At the top of the dike, scan the large ponds in various stages of management; you must stay on the perimeter dikes. Best areas usually are in the northwest and southwest corners of the pond. This is a regular site for Black-bellied Whistling-Ducks, where they now breed.
Cadillac Square and its complement of old Live Oaks, is a star attraction on Dauphin Island. Migrant warblers and other songbirds may be observed up close and personal. Black-whiskered Vireo has been a visitor in the recent past. The Live Oaks throughout this historic site are all that remain of the home of Governor Cadillac and the capital of the Louisiana Territory. Amenities include picnic tables and restrooms.
Coden Belt Road provides the gull and tern lover excellent close-up views of these species on the pilings. There will be a few sandbars exposed at low tide, which may be good for shorebirds, gulls and terns. Occasionally a large flock of Black Skimmers can be viewed out over the water. Ruddy Turnstone, Red Knot and Dunlin may be found in winter on the sandbars.

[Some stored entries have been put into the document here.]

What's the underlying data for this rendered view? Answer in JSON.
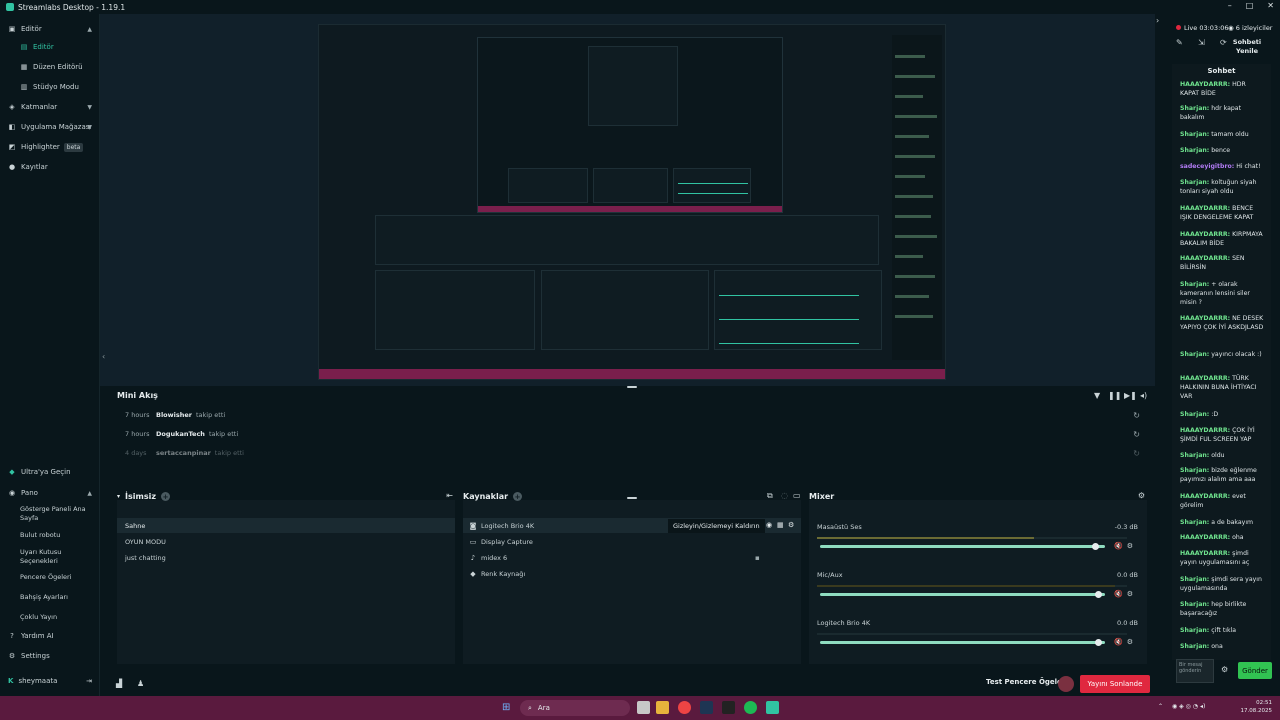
{
  "window": {
    "title": "Streamlabs Desktop - 1.19.1"
  },
  "sidebar": {
    "editor": "Editör",
    "editor_sub": "Editör",
    "layout_editor": "Düzen Editörü",
    "studio_mode": "Stüdyo Modu",
    "layers": "Katmanlar",
    "app_store": "Uygulama Mağazası",
    "highlighter": "Highlighter",
    "highlighter_badge": "beta",
    "recordings": "Kayıtlar",
    "ultra": "Ultra'ya Geçin",
    "dashboard": "Pano",
    "dash_items": [
      "Gösterge Paneli Ana Sayfa",
      "Bulut robotu",
      "Uyarı Kutusu Seçenekleri",
      "Pencere Ögeleri",
      "Bahşiş Ayarları",
      "Çoklu Yayın"
    ],
    "help_ai": "Yardım AI",
    "settings": "Settings",
    "user": "sheymaata"
  },
  "minifeed": {
    "title": "Mini Akış",
    "rows": [
      {
        "time": "7 hours",
        "name": "Blowisher",
        "action": "takip etti"
      },
      {
        "time": "7 hours",
        "name": "DogukanTech",
        "action": "takip etti"
      },
      {
        "time": "4 days",
        "name": "sertaccanpinar",
        "action": "takip etti"
      }
    ]
  },
  "scenes": {
    "title": "İsimsiz",
    "items": [
      "Sahne",
      "OYUN MODU",
      "just chatting"
    ]
  },
  "sources": {
    "title": "Kaynaklar",
    "items": [
      "Logitech Brio 4K",
      "Display Capture",
      "midex 6",
      "Renk Kaynağı"
    ],
    "tooltip": "Gizleyin/Gizlemeyi Kaldırın"
  },
  "mixer": {
    "title": "Mixer",
    "channels": [
      {
        "name": "Masaüstü Ses",
        "db": "-0.3 dB",
        "level": 0.97
      },
      {
        "name": "Mic/Aux",
        "db": "0.0 dB",
        "level": 0.98
      },
      {
        "name": "Logitech Brio 4K",
        "db": "0.0 dB",
        "level": 0.98
      }
    ]
  },
  "footer": {
    "test_widgets": "Test Pencere Ögeleri",
    "go_live": "Yayını Sonlande"
  },
  "chat": {
    "live": "Live 03:03:06",
    "viewers": "6 izleyiciler",
    "refresh": "Sohbeti Yenile",
    "title": "Sohbet",
    "messages": [
      {
        "user": "HAAAYDARRR:",
        "color": "#6fe38e",
        "text": "HDR KAPAT BİDE"
      },
      {
        "user": "Sharjan:",
        "color": "#6fe38e",
        "text": "hdr kapat bakalım"
      },
      {
        "user": "Sharjan:",
        "color": "#6fe38e",
        "text": "tamam oldu"
      },
      {
        "user": "Sharjan:",
        "color": "#6fe38e",
        "text": "bence"
      },
      {
        "user": "sadeceyigitbro:",
        "color": "#b27cf5",
        "text": "Hi chat!"
      },
      {
        "user": "Sharjan:",
        "color": "#6fe38e",
        "text": "koltuğun siyah tonları siyah oldu"
      },
      {
        "user": "HAAAYDARRR:",
        "color": "#6fe38e",
        "text": "BENCE IŞIK DENGELEME KAPAT"
      },
      {
        "user": "HAAAYDARRR:",
        "color": "#6fe38e",
        "text": "KIRPMAYA BAKALIM BİDE"
      },
      {
        "user": "HAAAYDARRR:",
        "color": "#6fe38e",
        "text": "SEN BİLİRSİN"
      },
      {
        "user": "Sharjan:",
        "color": "#6fe38e",
        "text": "+ olarak kameranın lensini siler misin ?"
      },
      {
        "user": "HAAAYDARRR:",
        "color": "#6fe38e",
        "text": "NE DESEK YAPIYO ÇOK İYİ ASKDJLASD"
      },
      {
        "user": "Sharjan:",
        "color": "#6fe38e",
        "text": "yayıncı olacak :)"
      },
      {
        "user": "HAAAYDARRR:",
        "color": "#6fe38e",
        "text": "TÜRK HALKININ BUNA İHTİYACI VAR"
      },
      {
        "user": "Sharjan:",
        "color": "#6fe38e",
        "text": ":D"
      },
      {
        "user": "HAAAYDARRR:",
        "color": "#6fe38e",
        "text": "ÇOK İYİ ŞİMDİ FUL SCREEN YAP"
      },
      {
        "user": "Sharjan:",
        "color": "#6fe38e",
        "text": "oldu"
      },
      {
        "user": "Sharjan:",
        "color": "#6fe38e",
        "text": "bizde eğlenme payımızı alalım ama aaa"
      },
      {
        "user": "HAAAYDARRR:",
        "color": "#6fe38e",
        "text": "evet görelim"
      },
      {
        "user": "Sharjan:",
        "color": "#6fe38e",
        "text": "a de bakayım"
      },
      {
        "user": "HAAAYDARRR:",
        "color": "#6fe38e",
        "text": "oha"
      },
      {
        "user": "HAAAYDARRR:",
        "color": "#6fe38e",
        "text": "şimdi yayın uygulamasını aç"
      },
      {
        "user": "Sharjan:",
        "color": "#6fe38e",
        "text": "şimdi sera yayın uygulamasında"
      },
      {
        "user": "Sharjan:",
        "color": "#6fe38e",
        "text": "hep birlikte başaracağız"
      },
      {
        "user": "Sharjan:",
        "color": "#6fe38e",
        "text": "çift tıkla"
      },
      {
        "user": "Sharjan:",
        "color": "#6fe38e",
        "text": "ona"
      }
    ],
    "input_placeholder": "Bir mesaj gönderin",
    "send": "Gönder"
  },
  "taskbar": {
    "search": "Ara",
    "time": "02:51",
    "date": "17.08.2025"
  }
}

The sanctuary consists of 164 acres of largely maritime pine forest with several miles of trails. Passerines prefer the oak grove of the old Banding Area to the extreme east end of the Campground Trail and the south boundary of the swamp along the Dune Edge Trail. Swainson’s Warbler is regularly found at the Banding Area and Black-whiskered Vireo may be found there occasionally. In addition, a Painted Redstart was seen here in spring 2011, which accounted for the second state record.
The storied “Goat Trees” of Dauphin Island no longer shelter goats, but harbor the warblers and other songbirds that pay their twice yearly visits during migration. Tanagers, flycatchers, buntings and other songbirds may be observed.
Henderson Camp Road provides the birder with opportunities for observing spring migrants. Swallow-tailed Kites have been seen foraging over freshly cut fields and flocks of Whimbrels may be found in the pastures and fallow fields on both sides of the road. Throughout the winter months American Kestrel, Loggerhead Shrike, Field Sparrow and Eastern Meadowlark are regularly encountered. In spring, Painted Bunting is occasional along fence rows.